Tax non-compliance in staffing supply chains in not a new thing. HMRC published revised guidance in May 2021 which flags staffing supply chains as high risk due to the potential for reliance on unlawful tax avoidance schemes. It urges both user organisations and supplier agencies to carry out due diligence on all links to ensure they know how workers are engaged, who pays them and that payments are tax compliant. Due diligence is advised because liability for underpayment of tax and national insurance contributions (NICs) can move along the supply chain to the agency or even, in certain cases, the end user.
End users may face criminal liability and unlimited fines if they fail to prevent their employees and associated persons facilitating tax evasion by third parties. Importantly, in the case of staffing supplies, this can involve arrangements via agencies with umbrella companies operating tax evasion schemes – the fact that the end user or the agency is not aware of them is no defence if they do not have reasonable procedures in place to prevent such facilitation from happening.
Users and suppliers of contractors engaged via personal service companies (PSCs) are also at risk. A number of large end users have already received off-payroll compliance enquiries from HMRC, and it is expected to ramp up enforcement of the off-payroll rules as the four-year deadline to raise tax assessments for 2021/22 approaches.
Although end users are generally aware of the need to carry out IR35 status determinations in relation to PSC contractors they know about, there is still a risk where workers who they assume are engaged on a PAYE basis are, in fact, engaged via PSCs, because they will not have done status determinations in relation to those engagements and will be liable as the taxpayer if HMRC assesses those engagements as being inside IR35. Contractual indemnities may not be enough to protect against this type and level of liability, so it is important for end users to carry out supply chain due diligence.
As regards umbrella companies, the government announced in its October 2024 Budget the introduction of new legislation effective from April 2026, aimed at making agencies liable for tax non-compliance of umbrella companies. This will undoubtedly make agencies more cautious about relying on umbrella companies and may prompt some to take agency worker payrolls back in-house. However, unless this legislation is considered as part of the government's broader objective of moving to a single status of worker and to introduce a statutory definition of self-employment, it may lead to an increased use of bogus self-employment arrangements. It is therefore essential that measures flowing from the ERB which affect agency workers and new legislation aimed at clamping down on umbrella company non-compliance are considered both from an employment status and a tax status point of view.
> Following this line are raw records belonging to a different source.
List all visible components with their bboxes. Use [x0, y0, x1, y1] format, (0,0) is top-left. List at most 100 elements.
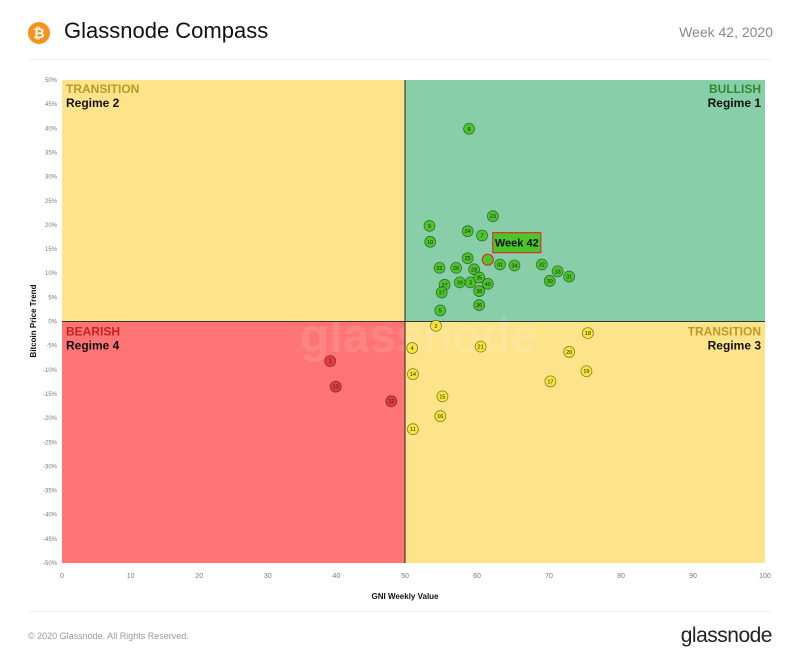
data-point-label: 2 — [434, 324, 437, 330]
data-point-label: 41 — [497, 263, 503, 269]
data-point-37 — [435, 286, 448, 299]
y-tick-label: -30% — [43, 464, 58, 470]
data-point-label: 10 — [427, 240, 433, 246]
x-tick-label: 30 — [264, 573, 272, 580]
x-axis-label: GNI Weekly Value — [372, 592, 440, 601]
data-point-25 — [461, 252, 474, 265]
data-point-9 — [423, 219, 436, 232]
copyright: © 2020 Glassnode. All Rights Reserved. — [28, 631, 189, 641]
data-point-label: 15 — [439, 394, 445, 400]
y-tick-label: -5% — [46, 344, 57, 350]
y-tick-label: -25% — [43, 440, 58, 446]
y-tick-label: 50% — [45, 78, 58, 84]
current-week-label: Week 42 — [495, 238, 539, 250]
y-tick-label: -10% — [43, 368, 58, 374]
quadrant-name: BEARISH — [66, 325, 120, 339]
x-tick-label: 0 — [60, 573, 64, 580]
data-point-31 — [563, 270, 576, 283]
data-point-label: 37 — [439, 291, 445, 297]
data-point-40 — [481, 277, 494, 290]
bitcoin-icon: ₿ — [28, 22, 50, 44]
y-tick-label: 0% — [48, 320, 57, 326]
data-point-35 — [473, 271, 486, 284]
data-point-label: 24 — [465, 229, 471, 235]
data-point-26 — [450, 261, 463, 274]
quadrant-regime: Regime 4 — [66, 339, 120, 353]
data-point-label: 21 — [478, 345, 484, 351]
data-point-label: 25 — [465, 256, 471, 262]
y-tick-label: -50% — [43, 561, 58, 567]
data-point-label: 1 — [329, 359, 332, 365]
data-point-18 — [581, 327, 594, 339]
data-point-label: 18 — [585, 331, 591, 337]
data-point-14 — [407, 368, 419, 381]
data-point-label: 16 — [437, 414, 443, 420]
y-tick-label: 45% — [45, 102, 58, 108]
data-point-label: 34 — [511, 263, 517, 269]
x-tick-label: 60 — [473, 573, 481, 580]
data-point-label: 14 — [410, 372, 416, 378]
data-point-label: 28 — [471, 267, 477, 273]
x-tick-label: 90 — [689, 573, 697, 580]
data-point-32 — [535, 258, 548, 271]
data-point-28 — [468, 263, 481, 276]
data-point-15 — [436, 390, 449, 403]
data-point-11 — [407, 423, 419, 436]
week-label: Week 42, 2020 — [679, 24, 773, 40]
data-point-30 — [543, 275, 556, 287]
data-point-label: 26 — [453, 266, 459, 272]
y-tick-label: 5% — [48, 295, 57, 301]
data-point-20 — [563, 346, 576, 358]
data-point-label: 5 — [439, 308, 442, 314]
y-tick-label: -45% — [43, 537, 58, 543]
quadrant-regime: Regime 2 — [66, 96, 120, 110]
data-point-label: 7 — [481, 234, 484, 240]
y-tick-label: 20% — [45, 223, 58, 229]
data-point-19 — [580, 365, 593, 378]
data-point-23 — [486, 210, 499, 223]
data-point-label: 38 — [476, 289, 482, 295]
quadrant-3 — [62, 321, 405, 563]
y-axis-label: Bitcoin Price Trend — [29, 284, 38, 357]
data-point-8 — [463, 122, 475, 135]
quadrant-regime: Regime 1 — [708, 96, 762, 110]
data-point-label: 22 — [436, 266, 442, 272]
data-point-38 — [473, 285, 486, 297]
page-title: Glassnode Compass — [64, 18, 269, 43]
data-point-label: 23 — [490, 214, 496, 220]
y-tick-label: -15% — [43, 392, 58, 398]
data-point-label: 9 — [428, 224, 431, 230]
data-point-label: 31 — [566, 275, 572, 281]
y-tick-label: -40% — [43, 513, 58, 519]
data-point-label: 40 — [485, 282, 491, 288]
x-tick-label: 40 — [333, 573, 341, 580]
data-point-12 — [385, 395, 398, 408]
quadrant-regime: Regime 3 — [708, 339, 762, 353]
data-point-label: 20 — [566, 350, 572, 356]
header-divider — [28, 59, 772, 60]
x-tick-label: 50 — [401, 573, 409, 580]
x-tick-label: 10 — [127, 573, 135, 580]
y-tick-label: 35% — [45, 150, 58, 156]
data-point-label: 32 — [539, 263, 545, 269]
current-week-point — [481, 253, 494, 266]
data-point-21 — [474, 340, 487, 353]
data-point-label: 13 — [333, 385, 339, 391]
data-point-label: 3 — [469, 280, 472, 286]
data-point-label: 8 — [468, 127, 471, 133]
data-point-label: 27 — [442, 283, 448, 289]
y-tick-label: 30% — [45, 175, 58, 181]
data-point-7 — [476, 229, 488, 242]
y-tick-label: 15% — [45, 247, 58, 253]
x-tick-label: 80 — [617, 573, 625, 580]
data-point-36 — [473, 299, 486, 311]
data-point-10 — [424, 235, 437, 248]
y-tick-label: -35% — [43, 489, 58, 495]
y-tick-label: -20% — [43, 416, 58, 422]
quadrant-name: TRANSITION — [66, 82, 139, 96]
quadrant-1 — [62, 80, 405, 322]
data-point-label: 12 — [388, 399, 394, 405]
data-point-13 — [329, 380, 342, 393]
y-tick-label: 40% — [45, 126, 58, 132]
Contingent worker supply chains are already being targeted by HMRC and any increase in use of self-employment models will only increase this scrutiny. The specific allocation of the extra £555m annual funding to HMRC by the government is earmarked for certain areas, in particular the recruitment of an additional 5000 HMRC compliance officers. While it will take some time for this recruitment to have any effect, it is a signal of intent to close the tax gap and provide the government with much-needed resources.
Users and suppliers or all types of contingent worker, whether they be agency workers, PSC contractors or gig worker platform freelancers, should do effective due diligence on their staffing supply chains and keep an eye on developments in this area.